How Much Money Can I Add to an IRA Every Year?

by Craig Woodman
Careful attention must be paid to HSA contribution limits as penalties are severe for exceeding the limit.

Careful attention must be paid to HSA contribution limits as penalties are severe for exceeding the limit.

An individual retirement arrangement allows a taxpayer to establish an account to allow him to save while deferring or eliminating taxes. By contributing to these tax-advantaged accounts regularly and utilizing the power of compound interest and time, an individual may build a solid nest-egg to help pay his living expenses in retirement. The IRS imposes strict limits on how much a person may contribute to an IRA annually.

Traditional Deductible IRA

For people under age 50, the maximum contribution that may be made to a traditional IRA in all circumstances is $5,000, or the taxable compensation of the taxpayer, whichever is lower. If you are over age 50, you may contribute an additional $1,000, for a total of $6,000, or your taxable compensation, whichever is lower. If you and your spouse do not participate in an employer-sponsored retirement plan, the full amount of the contribution may be deducted from your taxable income.

Deductible IRA Phase-out

Your IRA deduction may be phased out if you are covered by a retirement plan at work, depending on your adjusted gross income. If you are single, your deductible IRA contribution begins to phase out when you reach $56,000 in adjusted gross income, and is eliminated completely at $66,000. The phase-out range for married people who both participate in an employer plan is between $90,000 and $110,000. If you are married with a participating spouse, but you do not take part in an employer plan, the range is from $169,000 to $179,000. Married people who participate in an employer plan with a spouse who does not take part see their deductions for a traditional IRA phase out when they earn between $90,000 and $110,000 in adjusted gross income. You may still contribute the maximum amount regardless of income, but it will not be tax-deductible.

Roth IRA

The maximum that may be contributed to a Roth IRA is $5,000 per year if you are age 50 or under and $6,000 per year if you are older than 50. The allowable Roth contribution phases out if you are a single taxpayer with between $107,000 and $122,000 in AGI. For married people filing jointly, the phase-out begins at $169,000 and contributions may not be made if your AGI is over $179,000. For a married person filing separately with AGI of more than zero but less than $10,000 the amount that may be contributed is reduced; with AGI of $10,000 or more, no contribution is allowed.

Roth IRA Benefits

Contributions made to a Roth IRA are not tax deductible. However, you may make withdrawals from a Roth IRA tax-free when you reach age 59 1/2. Roth contributions may be withdrawn tax-free at any time.
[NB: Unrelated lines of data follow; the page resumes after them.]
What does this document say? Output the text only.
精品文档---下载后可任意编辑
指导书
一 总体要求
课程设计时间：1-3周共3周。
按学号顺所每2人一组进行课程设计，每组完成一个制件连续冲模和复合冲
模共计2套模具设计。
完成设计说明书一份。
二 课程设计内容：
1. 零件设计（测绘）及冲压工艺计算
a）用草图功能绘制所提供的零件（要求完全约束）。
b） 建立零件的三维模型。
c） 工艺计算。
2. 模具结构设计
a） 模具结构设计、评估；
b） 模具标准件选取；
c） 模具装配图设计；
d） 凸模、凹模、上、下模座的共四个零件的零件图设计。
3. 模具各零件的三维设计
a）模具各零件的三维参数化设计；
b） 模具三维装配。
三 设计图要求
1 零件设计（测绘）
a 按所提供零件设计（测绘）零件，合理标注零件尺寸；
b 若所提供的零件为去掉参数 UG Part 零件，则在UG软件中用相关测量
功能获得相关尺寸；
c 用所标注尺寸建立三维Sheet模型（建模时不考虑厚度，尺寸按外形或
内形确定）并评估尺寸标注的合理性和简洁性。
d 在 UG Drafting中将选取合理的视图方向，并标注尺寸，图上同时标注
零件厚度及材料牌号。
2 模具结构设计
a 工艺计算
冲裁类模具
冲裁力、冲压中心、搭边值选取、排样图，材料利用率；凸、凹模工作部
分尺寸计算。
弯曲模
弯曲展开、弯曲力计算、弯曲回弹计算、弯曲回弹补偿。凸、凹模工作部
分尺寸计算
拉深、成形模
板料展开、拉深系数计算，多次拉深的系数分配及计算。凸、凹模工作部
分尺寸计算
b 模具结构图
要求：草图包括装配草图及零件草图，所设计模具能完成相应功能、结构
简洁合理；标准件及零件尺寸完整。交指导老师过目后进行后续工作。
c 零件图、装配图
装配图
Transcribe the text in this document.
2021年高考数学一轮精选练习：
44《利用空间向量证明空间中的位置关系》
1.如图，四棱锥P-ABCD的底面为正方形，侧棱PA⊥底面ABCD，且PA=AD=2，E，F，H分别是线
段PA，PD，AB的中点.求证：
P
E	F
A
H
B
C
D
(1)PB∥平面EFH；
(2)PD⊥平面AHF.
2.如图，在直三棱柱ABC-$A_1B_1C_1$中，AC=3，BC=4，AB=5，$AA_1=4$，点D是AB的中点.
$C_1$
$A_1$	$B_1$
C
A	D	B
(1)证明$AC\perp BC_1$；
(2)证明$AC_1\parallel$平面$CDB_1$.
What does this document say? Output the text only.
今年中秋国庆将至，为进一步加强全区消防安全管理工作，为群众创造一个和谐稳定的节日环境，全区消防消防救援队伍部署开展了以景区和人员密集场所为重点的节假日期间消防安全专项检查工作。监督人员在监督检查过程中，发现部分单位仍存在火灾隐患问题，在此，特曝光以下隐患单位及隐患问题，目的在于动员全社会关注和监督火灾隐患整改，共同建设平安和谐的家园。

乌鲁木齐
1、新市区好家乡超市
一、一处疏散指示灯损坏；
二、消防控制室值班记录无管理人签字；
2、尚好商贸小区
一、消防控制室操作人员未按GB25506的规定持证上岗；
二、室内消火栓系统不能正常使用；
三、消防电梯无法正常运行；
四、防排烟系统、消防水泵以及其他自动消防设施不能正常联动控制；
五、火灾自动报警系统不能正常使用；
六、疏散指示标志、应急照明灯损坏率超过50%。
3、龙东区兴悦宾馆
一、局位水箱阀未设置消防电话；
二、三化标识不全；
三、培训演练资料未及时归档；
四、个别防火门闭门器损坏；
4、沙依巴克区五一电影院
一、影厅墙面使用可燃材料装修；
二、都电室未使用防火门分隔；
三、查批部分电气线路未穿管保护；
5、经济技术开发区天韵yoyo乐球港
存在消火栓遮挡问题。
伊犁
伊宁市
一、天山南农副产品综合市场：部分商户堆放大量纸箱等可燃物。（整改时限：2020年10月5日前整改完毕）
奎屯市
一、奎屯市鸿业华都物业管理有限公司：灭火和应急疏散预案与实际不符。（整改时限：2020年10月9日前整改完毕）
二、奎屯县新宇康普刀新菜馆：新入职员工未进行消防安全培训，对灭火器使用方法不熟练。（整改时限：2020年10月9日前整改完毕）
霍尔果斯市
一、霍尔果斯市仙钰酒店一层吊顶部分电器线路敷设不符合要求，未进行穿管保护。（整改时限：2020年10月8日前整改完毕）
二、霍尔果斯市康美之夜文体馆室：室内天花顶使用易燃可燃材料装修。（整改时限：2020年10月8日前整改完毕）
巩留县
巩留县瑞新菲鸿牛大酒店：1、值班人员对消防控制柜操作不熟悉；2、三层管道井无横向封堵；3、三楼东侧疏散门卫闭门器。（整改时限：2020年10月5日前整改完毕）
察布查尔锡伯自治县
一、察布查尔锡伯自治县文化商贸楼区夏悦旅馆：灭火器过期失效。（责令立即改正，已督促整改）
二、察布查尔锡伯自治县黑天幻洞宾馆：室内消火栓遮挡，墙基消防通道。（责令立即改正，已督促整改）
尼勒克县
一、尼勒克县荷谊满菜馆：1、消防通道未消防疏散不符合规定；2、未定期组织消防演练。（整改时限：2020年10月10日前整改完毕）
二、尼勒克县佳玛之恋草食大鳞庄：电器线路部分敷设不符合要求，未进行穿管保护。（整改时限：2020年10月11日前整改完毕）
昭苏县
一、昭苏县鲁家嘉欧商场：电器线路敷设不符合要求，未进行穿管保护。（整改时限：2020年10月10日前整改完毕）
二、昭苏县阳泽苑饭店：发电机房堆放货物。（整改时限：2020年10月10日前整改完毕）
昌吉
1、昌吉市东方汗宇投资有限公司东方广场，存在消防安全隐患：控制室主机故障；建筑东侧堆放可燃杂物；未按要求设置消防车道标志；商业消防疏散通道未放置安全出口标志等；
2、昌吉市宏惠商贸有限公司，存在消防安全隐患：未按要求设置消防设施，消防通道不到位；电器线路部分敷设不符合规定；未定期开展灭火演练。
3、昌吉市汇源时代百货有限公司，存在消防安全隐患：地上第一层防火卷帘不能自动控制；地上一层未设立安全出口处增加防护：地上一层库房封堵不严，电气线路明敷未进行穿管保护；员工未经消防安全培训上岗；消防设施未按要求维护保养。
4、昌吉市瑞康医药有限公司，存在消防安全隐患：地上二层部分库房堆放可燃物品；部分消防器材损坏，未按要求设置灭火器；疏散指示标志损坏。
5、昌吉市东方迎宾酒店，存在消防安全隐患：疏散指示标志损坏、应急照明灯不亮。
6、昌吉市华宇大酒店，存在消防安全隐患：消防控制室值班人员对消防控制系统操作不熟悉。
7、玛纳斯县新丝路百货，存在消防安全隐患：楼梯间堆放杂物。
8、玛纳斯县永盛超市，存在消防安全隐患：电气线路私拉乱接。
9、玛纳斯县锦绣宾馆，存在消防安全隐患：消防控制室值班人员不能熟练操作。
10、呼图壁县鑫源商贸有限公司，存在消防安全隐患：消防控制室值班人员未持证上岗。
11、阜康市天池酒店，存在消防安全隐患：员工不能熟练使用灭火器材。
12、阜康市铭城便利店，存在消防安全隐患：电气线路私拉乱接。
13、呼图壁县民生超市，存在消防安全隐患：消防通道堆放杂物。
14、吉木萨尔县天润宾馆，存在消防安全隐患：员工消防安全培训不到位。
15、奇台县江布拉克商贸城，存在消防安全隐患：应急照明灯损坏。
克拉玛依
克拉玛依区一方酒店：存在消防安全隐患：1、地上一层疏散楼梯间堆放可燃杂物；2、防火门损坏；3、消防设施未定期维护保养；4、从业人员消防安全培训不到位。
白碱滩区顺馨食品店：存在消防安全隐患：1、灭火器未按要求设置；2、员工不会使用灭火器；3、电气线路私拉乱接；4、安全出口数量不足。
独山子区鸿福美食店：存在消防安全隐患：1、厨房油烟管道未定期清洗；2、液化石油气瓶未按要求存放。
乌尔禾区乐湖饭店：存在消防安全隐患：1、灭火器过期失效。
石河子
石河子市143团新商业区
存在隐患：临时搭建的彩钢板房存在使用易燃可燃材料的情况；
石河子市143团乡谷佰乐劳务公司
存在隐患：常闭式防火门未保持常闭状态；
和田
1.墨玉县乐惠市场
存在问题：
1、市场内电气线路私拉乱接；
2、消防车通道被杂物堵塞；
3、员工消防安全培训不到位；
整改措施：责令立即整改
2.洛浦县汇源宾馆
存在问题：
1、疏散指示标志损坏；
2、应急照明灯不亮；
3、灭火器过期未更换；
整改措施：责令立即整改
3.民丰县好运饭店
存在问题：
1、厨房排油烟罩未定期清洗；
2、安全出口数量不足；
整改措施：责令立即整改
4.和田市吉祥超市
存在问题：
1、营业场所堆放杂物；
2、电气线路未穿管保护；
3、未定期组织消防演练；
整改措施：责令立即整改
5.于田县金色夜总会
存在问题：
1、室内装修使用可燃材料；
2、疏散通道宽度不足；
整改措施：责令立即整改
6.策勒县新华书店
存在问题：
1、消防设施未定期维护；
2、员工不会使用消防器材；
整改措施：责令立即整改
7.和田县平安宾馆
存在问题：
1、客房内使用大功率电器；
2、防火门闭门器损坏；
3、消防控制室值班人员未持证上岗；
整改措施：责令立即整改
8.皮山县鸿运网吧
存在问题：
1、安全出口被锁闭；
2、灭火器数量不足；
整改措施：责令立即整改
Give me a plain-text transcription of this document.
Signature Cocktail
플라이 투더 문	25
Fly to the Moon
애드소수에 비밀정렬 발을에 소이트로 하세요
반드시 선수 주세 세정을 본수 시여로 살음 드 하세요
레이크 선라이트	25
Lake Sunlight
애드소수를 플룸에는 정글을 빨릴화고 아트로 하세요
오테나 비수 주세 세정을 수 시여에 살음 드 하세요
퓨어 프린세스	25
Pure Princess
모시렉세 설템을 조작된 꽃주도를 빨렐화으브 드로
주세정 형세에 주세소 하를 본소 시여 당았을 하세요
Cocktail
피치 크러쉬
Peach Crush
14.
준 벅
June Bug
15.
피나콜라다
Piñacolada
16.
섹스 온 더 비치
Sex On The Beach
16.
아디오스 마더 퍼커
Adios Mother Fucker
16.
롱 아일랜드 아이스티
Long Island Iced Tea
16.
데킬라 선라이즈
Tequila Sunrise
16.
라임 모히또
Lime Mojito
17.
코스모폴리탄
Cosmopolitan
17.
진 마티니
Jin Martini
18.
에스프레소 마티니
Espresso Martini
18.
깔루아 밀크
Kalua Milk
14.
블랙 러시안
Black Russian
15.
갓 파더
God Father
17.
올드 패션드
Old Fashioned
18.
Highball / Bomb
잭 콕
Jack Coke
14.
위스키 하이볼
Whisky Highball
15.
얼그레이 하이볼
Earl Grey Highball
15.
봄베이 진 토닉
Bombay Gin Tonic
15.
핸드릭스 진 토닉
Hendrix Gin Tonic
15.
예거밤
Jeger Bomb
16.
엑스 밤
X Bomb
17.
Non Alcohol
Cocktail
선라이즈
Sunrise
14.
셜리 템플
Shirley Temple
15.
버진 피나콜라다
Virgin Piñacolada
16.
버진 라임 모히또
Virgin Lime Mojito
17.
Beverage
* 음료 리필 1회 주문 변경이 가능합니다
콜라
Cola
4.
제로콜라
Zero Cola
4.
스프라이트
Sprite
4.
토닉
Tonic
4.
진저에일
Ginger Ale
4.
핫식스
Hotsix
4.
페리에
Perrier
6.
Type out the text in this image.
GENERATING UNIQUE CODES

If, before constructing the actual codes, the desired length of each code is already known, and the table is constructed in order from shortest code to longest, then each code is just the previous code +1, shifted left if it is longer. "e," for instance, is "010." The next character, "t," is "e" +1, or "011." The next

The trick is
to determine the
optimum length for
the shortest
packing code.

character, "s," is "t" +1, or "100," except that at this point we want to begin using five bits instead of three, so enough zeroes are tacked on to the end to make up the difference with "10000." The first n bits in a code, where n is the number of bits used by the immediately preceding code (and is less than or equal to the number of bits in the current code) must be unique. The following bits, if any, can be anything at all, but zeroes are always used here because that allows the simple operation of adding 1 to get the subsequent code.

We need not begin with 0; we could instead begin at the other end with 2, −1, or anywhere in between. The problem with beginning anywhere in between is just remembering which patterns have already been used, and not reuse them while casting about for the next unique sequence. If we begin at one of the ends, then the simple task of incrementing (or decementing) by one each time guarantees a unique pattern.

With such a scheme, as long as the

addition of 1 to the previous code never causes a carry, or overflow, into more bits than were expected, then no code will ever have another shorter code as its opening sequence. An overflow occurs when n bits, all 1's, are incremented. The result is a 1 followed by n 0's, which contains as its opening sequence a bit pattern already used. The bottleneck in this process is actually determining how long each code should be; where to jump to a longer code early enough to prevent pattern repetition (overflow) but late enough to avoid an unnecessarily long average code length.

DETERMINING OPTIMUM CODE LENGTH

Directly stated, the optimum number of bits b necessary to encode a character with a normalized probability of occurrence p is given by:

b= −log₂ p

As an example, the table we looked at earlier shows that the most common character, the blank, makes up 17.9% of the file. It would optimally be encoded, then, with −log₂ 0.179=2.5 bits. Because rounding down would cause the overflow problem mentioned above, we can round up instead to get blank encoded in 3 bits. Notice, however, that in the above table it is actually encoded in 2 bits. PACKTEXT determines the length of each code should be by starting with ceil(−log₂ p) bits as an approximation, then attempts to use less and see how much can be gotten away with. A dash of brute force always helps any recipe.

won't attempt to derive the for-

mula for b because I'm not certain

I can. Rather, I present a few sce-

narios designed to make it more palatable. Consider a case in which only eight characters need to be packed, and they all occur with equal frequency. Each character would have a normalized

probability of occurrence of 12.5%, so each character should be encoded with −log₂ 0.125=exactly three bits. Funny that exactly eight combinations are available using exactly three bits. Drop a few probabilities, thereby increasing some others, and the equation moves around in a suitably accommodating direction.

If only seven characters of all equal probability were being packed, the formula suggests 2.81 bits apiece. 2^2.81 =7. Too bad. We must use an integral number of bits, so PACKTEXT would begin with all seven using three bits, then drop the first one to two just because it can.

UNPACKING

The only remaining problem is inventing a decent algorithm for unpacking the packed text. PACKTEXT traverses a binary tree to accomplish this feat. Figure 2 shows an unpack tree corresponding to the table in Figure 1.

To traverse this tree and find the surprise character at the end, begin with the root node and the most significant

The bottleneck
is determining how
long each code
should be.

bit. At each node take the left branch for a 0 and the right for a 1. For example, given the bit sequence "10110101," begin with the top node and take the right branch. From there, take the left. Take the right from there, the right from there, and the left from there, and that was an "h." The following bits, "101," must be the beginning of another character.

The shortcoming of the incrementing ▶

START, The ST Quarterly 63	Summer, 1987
Healthcare Savings Account

The Healthcare Savings Account is a type of IRA that people who have high deductible health insurance policies may set money aside to pay expenses related to health care and — possibly — retirement expenses. An individual who has a qualifying high-deductible health plan may contribute $3,050 per year to an HSA, and a person providing coverage to his family may deduct $6,150. You may add $1,000 per year to these amounts if you are over 50. HSA deductions are not dependent on the taxpayer's AGI; they are available to taxpayers of all income levels.